Philippe Bergeroo
L'entraîneur français Philippe Bergeroo | AFP - BORIS HORVAT

Bergeroo veut faire briller les Bleues

Publié le , modifié le

Philippe Bergeroo, qui effectue ses débuts avec les Bleues, vendredi (20h45) à Bondoufle (Essonne) en amical, a déclaré à l'AFP que son objectif était de "ramener quelque chose" pour effacer les déceptions des derniers tournois.

Qu'attendez-vous de ce premier match avec les Bleues ?
P.B: "Le but est de faire une revue d'effectif. C'est le premier match de la saison et il est évident que les filles ne sont pas au même niveau physique. Je ferai certainement tourner pour voir un peu tout le monde. Ce sera une bonne préparation en vue du Kazakhstan (NDLR: qualifications du Mondial-2015) car la République tchèque joue à dix derrière et part en contre rapidement. Ce sera une bonne répétition."
   
Vous avez décidé de faire confiance au groupe dirigé par Bruno Bini. Pourquoi? Comment s'est déroulée votre première prise de contact avec vos joueuses ?
P.B: "Ça se passe très bien. J'ai repris le même groupe car il n'a pas démérité. Mais j'ai aussi profité des premiers jours de rassemblement à Clairefontaine pour voir quelques joueuses de l'équipe des moins de 19 ans, récemment sacrée championne d'Europe."
   
Y a-t-il une chance de voir rapidement certaines joueuses de cette génération intégrer la grande équipe de France ?
P.B: "Ma mission, c'est d'abord le présent mais il faut penser à l'avenir, même si je n'ai qu'un contrat de deux ans.
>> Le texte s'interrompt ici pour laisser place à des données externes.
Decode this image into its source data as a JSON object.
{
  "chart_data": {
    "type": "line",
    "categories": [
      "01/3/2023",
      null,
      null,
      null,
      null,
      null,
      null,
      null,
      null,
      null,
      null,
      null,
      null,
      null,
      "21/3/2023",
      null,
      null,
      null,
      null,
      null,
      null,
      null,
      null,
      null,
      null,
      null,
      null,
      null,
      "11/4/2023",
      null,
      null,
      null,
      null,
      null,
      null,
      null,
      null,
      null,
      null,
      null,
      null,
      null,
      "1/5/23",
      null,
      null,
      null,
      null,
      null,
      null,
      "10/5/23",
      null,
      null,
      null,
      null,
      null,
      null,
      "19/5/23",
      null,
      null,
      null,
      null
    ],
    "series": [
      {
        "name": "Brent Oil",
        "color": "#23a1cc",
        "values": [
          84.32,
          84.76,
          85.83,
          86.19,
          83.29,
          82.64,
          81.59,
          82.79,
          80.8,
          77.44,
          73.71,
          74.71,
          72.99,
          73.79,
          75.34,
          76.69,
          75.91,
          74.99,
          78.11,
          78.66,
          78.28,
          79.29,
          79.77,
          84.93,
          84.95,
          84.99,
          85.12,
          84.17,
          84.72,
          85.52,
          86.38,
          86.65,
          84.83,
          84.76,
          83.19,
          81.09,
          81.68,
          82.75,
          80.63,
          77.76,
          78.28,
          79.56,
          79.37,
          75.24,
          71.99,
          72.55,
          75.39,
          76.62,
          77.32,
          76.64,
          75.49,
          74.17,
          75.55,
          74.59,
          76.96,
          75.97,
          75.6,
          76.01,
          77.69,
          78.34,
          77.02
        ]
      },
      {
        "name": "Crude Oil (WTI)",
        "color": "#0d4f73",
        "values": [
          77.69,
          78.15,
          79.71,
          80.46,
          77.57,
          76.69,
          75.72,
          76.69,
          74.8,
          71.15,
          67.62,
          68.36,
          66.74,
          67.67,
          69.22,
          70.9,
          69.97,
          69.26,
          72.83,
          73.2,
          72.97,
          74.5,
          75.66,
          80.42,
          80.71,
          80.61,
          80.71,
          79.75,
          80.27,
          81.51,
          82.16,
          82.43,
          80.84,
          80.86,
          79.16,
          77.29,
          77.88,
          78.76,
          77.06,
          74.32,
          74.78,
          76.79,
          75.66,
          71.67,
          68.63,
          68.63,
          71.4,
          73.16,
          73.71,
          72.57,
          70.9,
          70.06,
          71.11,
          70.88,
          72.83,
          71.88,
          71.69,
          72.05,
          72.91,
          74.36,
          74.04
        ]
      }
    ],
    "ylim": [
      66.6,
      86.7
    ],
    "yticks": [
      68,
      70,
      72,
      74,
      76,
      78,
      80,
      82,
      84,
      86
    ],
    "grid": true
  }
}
Derrière, il y a des générations exceptionnelles, ça peut aller très vite. Les jeunes savent que la porte est ouverte. A elles de prendre le bon wagon. Mais mon premier objectif, c'est d'assurer la qualification pour la Coupe du monde, passer un pallier et ramener quelque chose pour cette génération."
   
Comment expliquez-vous les échecs de ces dernières années aux portes des places d'honneur ?
P.B: "Elles ont manqué de réussite. Quand on échoue deux fois pour une médaille, on peut parler de malchance. Les filles ont été très frustrées et pour cette génération, c'est sans doute le dernier challenge."
   
Comment comptez-vous relancer les Bleues après tant de déceptions ?
P.B: "On a ouvert une nouvelle page. J'ai l'impression qu'elles sont  déterminées pour remplir l'objectif. Il faut se remotiver pour ce nouveau challenge en insistant sur le travail et l'état d'esprit. Le plus important  pour aller loin c'est que toutes les énergies, les intérêts et les ego soient tournés vers le collectif. Parce que sinon, on n'y arrivera pas."
   
Vous dirigez pour la première fois une équipe féminine. Quelle différence y a-t-il avec une équipe masculine ?
P.B: "Les filles sont plus réceptives que les garçons. Quand je fais une ou deux réflexions sur une animation, je n'ai pas besoin de le répéter. Mais on n'a pas encore fait de matches et les problèmes arrivent toujours quand on commence à jouer."
   
Comment jugez-vous votre groupe de qualification ?
P.B: "La Finlande a une jolie équipe mais il faut faire attention à toutes les autres équipes et ne pas perdre de points en route. On va jouer au Kazakhstan qui a battu la Suisse, donc attention. Mais ne vous inquiétez pas pour ça, je leur ai déjà dit que ce ne sera pas facile et qu'on n'avait encore rien gagné."
   
Avez-vous pris contact avec votre prédécesseur Bruno Bini pour avoir quelques tuyaux sur votre nouvelle équipe ?
P.B : "Je lui ai envoyé un message et il m'a laissé tous ses documents. Après, il faut lui laisser faire le deuil et ne pas l'embêter avec ça."